Olivia Rodrigo a fini d'entretenir l'idée selon laquelle les femmes devraient s'habiller en tenant compte de la possibilité d'être sexualisées.
La pop star a récemment abordé le discours sur Internet autour de ses looks en robe babydoll lors d'une apparition dans l'émission « Popcast » du New York Times, où elle a soutenu que les critiques en disaient plus sur les attitudes culturelles que sur sa garde-robe.
Rodrigo portait les robes dans son clip « Drop Dead » et lors de récentes performances liées à son prochain cycle d’album. Les réactions en ligne ont rapidement suivi, certains commentateurs affirmant que le style l'avait infantilisée ou comportait des nuances inappropriées.
Pour Rodrigo, cette réponse manquait complètement l’essentiel.
« Cela m'a tellement bouleversée », a-t-elle déclaré. « Même pas pour moi. Les gens peuvent dire ce qu'ils veulent. »
Elle a expliqué qu'elle avait trouvé la réaction particulièrement frustrante car elle avait déjà porté des tenues de scène révélatrices sans attirer le même genre de panique morale.
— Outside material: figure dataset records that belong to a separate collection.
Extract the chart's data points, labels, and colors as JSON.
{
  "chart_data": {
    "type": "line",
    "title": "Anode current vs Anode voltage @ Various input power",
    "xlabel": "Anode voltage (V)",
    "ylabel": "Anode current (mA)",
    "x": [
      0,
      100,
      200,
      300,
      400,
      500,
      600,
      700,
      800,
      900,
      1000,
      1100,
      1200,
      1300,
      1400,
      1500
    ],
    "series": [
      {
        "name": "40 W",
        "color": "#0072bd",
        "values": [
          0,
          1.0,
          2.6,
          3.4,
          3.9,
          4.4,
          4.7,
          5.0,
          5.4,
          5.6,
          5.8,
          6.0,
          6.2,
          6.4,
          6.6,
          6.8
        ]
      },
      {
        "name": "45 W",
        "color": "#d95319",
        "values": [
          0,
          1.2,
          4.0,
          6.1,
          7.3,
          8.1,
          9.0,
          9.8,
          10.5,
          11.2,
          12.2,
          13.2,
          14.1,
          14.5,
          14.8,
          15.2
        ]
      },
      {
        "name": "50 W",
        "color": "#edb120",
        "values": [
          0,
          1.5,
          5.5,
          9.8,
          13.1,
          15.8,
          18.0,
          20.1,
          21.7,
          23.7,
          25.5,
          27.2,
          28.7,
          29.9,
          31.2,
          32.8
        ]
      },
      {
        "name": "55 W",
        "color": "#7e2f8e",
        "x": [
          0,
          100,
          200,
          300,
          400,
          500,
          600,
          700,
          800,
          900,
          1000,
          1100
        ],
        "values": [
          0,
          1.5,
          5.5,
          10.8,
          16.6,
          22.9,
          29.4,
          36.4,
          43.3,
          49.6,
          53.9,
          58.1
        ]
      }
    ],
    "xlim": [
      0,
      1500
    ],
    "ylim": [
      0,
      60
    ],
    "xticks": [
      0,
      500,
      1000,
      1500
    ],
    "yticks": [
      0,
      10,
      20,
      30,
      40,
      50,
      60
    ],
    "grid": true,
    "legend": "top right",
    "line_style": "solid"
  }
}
« Ce qui est vraiment troublant, c'est que j'ai l'impression d'avoir porté des tenues qui sont peut-être révélatrices sur scène », a poursuivi Rodrigo. « Je suis montée sur scène avec un soutien-gorge scintillant et un petit short, ce qui est mon droit, c'est amusant, je me sentais cool et à l'aise avec ça. Et ce n'était pas inapproprié, mais moi, entièrement recouverte d'une robe que les gens considéraient comme enfantine, était inappropriée. »
Inspiré par les icônes Riot Grrrl
Rodrigo a précisé que les robes n'avaient jamais été conçues pour être provocatrices. Au lieu de cela, elle considérait le style comme un clin d’œil aux femmes qui ont façonné son identité musicale en grandissant.
« Je ne pensais pas du tout que j'avais l'air sexy avec ça », a-t-elle déclaré. « Je me disais, c'est tellement cool. J'ai l'impression de ressembler à Kathleen Hanna ou Courtney Love, à tous ces gens qui sont mes héros, et je me sentais cool et à l'aise dedans. »
Les morceaux de référence. Les robes babydoll ont longtemps été associées à la mode alternative des années 90, en particulier dans les cercles anti-émeutes et grunge. Sur Rodrigo, le look se lit plus dans le dépliant de concert Hole que dans le rayon des vêtements pour enfants, bien qu'Internet soit rarement d'accord sur les nuances.
Pourtant, la chanteuse a déclaré que le problème le plus important réside dans les messages que les filles absorbent dès leur plus jeune âge sur la responsabilité et le blâme.
« C'est perdre l'intrigue »
Rodrigo n'a pas hésité à discuter des implications plus larges de ces critiques.
«Je pense simplement que cela montre vraiment à quel point nous normalisons la pédophilie dans notre culture», a-t-elle déclaré. « Et aussi, c'est juste cette rhétorique selon laquelle nous sommes nourries en tant que filles depuis que nous sommes si petites, c'est-à-dire, ne portez pas ça parce qu'alors un homme va sexualiser votre corps et c'est de votre faute. C'est tellement bizarre. »
La gagnante d'un Grammy a ajouté que modifier son style personnel pour s'adapter à un comportement prédateur envoie un mauvais message aux jeunes femmes.
« Je pense juste que si nous commençons à nous habiller d'une manière du genre : 'Oh, je ne veux pas qu'un putain de monstre pense que je suis sexy comme un bébé', ou quelque chose de fou comme ça, je pense que cela perd un peu l'intrigue », a déclaré Rodrigo. « Je suis simplement très protecteur envers les jeunes femmes et les jeunes filles, et je ne veux jamais qu'elles soient nourries de ce genre de rhétorique. »
La conversation a trouvé un écho sur les réseaux sociaux, où de nombreux fans ont félicité Rodrigo pour avoir exprimé les frustrations qui font souvent surface lorsque de jeunes artistes féminines expérimentent la mode. D'autres ont souligné le double standard qui entoure le corps des femmes, en particulier lorsque les vêtements modestes sont scrutés plus intensément que les vêtements de performance ouvertement sexuelle.
Une nouvelle ère d’album est en cours
L'apparition de Rodrigo dans « Popcast » arrive avant son troisième album studio, « You Seem Pretty Sad for a Girl So in Love », qui sortira le 12 juin. Jusqu'à présent, la chanteuse a sorti « Drop Dead » et « The Cure », qui signalent tous deux une direction plus sombre et plus axée sur la guitare pour ce chapitre de sa carrière.
Si les premières réactions sont une indication, le déploiement de la musique pourrait être accompagné d’une autre tradition familière de Rodrigo : Internet transformant un choix de mode en un champ de bataille culturel.